Charles Lemercier de Longpre, baron d'Haussez (20 October 1778, Neufchâtel-en-Bray (Normandy) – 10 November 1854, Saint-Saëns (Seine-Maritime)) was a French politician and minister.
The Baron of Haussez came from a family of magistrates with deep links to the Old Regime. Soon after graduating, and still quite young, he took part in the royalist plots that occurred at the end of the revolutionary period. He served in the "royal army in Normandy, was reported to the police, prosecuted, and had to hide until 1804. He began to conspire and was compromised in the case of the attempted landing and Pichegru. Accused of conspiracy, he was prosecuted but acquitted for lack of evidence.
He seemed to rally enthusiastically to the Empire and was created Baron of the Empire (November 1805) and appointed mayor of his hometown of Neuchâtel (now Neufchâtel-en-Bray). But he soon regain his Legitimist inclination. Eager to welcome Louis XVIII at the head of a Neufchâtel delegation, he took command of the National Guard after Waterloo, was general councilor of the Lower Seine, and he was elected by the general department of the college on 22 August 1815. He had previously failed, on 10 May, as a candidate for the Chamber of the Hundred Days in the borough of Neufchâtel-en-Bray.
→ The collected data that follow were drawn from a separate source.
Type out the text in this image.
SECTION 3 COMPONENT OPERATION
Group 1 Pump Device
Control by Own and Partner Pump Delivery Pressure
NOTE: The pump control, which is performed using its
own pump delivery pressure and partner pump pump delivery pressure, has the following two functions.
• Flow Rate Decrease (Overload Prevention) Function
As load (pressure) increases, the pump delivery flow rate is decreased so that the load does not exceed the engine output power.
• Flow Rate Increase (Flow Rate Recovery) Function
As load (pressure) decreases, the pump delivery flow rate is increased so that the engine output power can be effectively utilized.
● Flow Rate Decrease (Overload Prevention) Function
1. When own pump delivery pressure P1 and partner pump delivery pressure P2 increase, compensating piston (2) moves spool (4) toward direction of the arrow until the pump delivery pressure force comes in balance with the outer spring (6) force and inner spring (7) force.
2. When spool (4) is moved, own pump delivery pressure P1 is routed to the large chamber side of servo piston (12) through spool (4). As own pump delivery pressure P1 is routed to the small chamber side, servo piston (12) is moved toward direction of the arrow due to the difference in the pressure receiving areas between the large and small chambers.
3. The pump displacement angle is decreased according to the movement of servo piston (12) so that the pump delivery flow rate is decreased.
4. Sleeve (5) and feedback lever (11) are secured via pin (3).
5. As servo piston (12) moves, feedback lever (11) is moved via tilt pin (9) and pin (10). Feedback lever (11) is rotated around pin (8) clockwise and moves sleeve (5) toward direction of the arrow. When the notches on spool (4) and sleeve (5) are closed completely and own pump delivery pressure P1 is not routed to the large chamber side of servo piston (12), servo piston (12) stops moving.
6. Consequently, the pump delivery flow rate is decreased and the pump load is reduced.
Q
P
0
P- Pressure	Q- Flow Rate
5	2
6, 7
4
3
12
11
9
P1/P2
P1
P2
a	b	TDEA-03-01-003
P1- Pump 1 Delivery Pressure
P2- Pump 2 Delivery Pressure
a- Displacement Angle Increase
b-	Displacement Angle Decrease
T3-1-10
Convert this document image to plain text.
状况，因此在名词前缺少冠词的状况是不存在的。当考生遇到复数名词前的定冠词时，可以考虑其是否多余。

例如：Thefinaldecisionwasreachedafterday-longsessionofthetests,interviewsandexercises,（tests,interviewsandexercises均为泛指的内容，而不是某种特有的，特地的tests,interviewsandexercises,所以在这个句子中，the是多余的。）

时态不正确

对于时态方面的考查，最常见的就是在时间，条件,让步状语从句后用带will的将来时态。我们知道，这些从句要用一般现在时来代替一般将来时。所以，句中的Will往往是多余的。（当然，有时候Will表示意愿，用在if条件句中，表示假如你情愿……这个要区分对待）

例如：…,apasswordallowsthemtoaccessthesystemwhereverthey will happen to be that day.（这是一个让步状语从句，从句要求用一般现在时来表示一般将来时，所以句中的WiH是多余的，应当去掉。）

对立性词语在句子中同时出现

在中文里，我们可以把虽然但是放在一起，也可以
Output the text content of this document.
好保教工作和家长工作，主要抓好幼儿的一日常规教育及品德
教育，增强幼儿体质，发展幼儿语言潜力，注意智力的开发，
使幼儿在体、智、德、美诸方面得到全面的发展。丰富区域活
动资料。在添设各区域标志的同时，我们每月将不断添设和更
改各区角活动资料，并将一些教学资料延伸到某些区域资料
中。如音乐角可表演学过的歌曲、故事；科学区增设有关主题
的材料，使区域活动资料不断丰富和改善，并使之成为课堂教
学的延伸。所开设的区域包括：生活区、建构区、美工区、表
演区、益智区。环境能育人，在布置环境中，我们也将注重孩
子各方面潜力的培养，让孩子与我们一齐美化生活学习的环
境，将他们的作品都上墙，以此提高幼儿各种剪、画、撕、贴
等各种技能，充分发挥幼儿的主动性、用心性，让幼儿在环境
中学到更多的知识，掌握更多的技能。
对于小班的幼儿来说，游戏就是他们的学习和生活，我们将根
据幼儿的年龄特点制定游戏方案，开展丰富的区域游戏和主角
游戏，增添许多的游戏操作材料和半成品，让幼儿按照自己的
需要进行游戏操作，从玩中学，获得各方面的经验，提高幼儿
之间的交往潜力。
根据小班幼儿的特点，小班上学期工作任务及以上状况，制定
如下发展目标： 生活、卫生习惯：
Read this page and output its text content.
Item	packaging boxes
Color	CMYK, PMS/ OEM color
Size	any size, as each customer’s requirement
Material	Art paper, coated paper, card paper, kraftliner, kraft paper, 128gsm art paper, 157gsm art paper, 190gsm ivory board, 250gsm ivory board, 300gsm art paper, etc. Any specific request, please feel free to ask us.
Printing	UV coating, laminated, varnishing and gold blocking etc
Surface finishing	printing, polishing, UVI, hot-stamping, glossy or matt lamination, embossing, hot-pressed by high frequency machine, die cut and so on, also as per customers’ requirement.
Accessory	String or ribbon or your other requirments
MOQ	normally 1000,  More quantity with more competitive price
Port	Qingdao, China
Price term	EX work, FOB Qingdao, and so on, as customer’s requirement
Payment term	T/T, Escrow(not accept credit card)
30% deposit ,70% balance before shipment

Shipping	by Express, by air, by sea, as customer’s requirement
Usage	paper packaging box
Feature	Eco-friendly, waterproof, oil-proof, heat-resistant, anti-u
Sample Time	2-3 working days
After the dissolution of the House, which he welcomed, he was not re-elected and was appointed prefect of the Landes (28 May 1817), prefect of the Gard (19 March 1819) and prefect of Isère (1820). It was under his administration that the troubles of Grenoble (1821) broke out, following the revolution in Piedmont. General Pamphile de Lacroix, who commanded the military region, ordered the state of siege, which Haussez appealed to the government, obtaining the withdrawal of the measure. He nevertheless took a personal and most active part in the bloody repression that ensued.
He was prefect of the Gironde (7 April 1824), State Councilor and Officer of the Legion of Honor, he returned to the Chamber of Deputies on 17 November 1827, elected by the 2nd District electoral Landes (Dax). He served in the majority, but when Charles X was separated from the Viscount Martignac to call the Prince de Polignac to form a new ministry, on 23 August 1829, he was assigned the portfolio of the Navy, replacing Vice - Admiral Rigny.
He started his government assignment with the preparation and conduct of the expedition to Algiers. With his colleagues Bourmont, Courvoisier and Guernon Ranville, he contributed to revoke the treaty first signed with the envoys of the Pasha of Egypt, Muhammad Ali, whereby the latter was responsible for waging war against the pirates in Africa and avenging the blow given by the Dey of Algiers to the consul of France. Once it had been decided that France itself would retaliate, England asked in vain for explanations, complained and even resorted to threats. The French informed the English authorities that the king would not lay down arms until France had reached the double goal the king had set, the immediate cause of hostilities and, secondly, the triumph of Interest common to all Christendom. That attitude deeply angered England. In Paris, the British Ambassador, Sir Charles Stuart tried to intimidate the Baron in a semi-diplomatic manner. The Minister of the Navy rejected the threats.
He eagerly continued preparations for the war effort. In all ports of the kingdom, he doubled the burden on workers and their wages and chartered in under three months one hundred warships and four hundred transports. He rescinded the appointment of Admiral Roussin in command of the fleet, and gave the command to Admiral Duperré, the maritime prefect in Brest.
He signed the orders of St. Cloud's on 25 July 1830. When the victory was gained for the insurgency, he went to St. Cloud with Charles X, then to Dieppe, and thence to England.
Involved in the trial of ministers, he was sentenced in absentia, on 11 April 1831, to life imprisonment. He spent his time in exile to visit Italy, Switzerland and Germany and returned to France, after the amnesty of 1839 and took up his residence in the department of Seine-Lower. He gave up politics and died in 1854 at the castle of Saint-Saëns.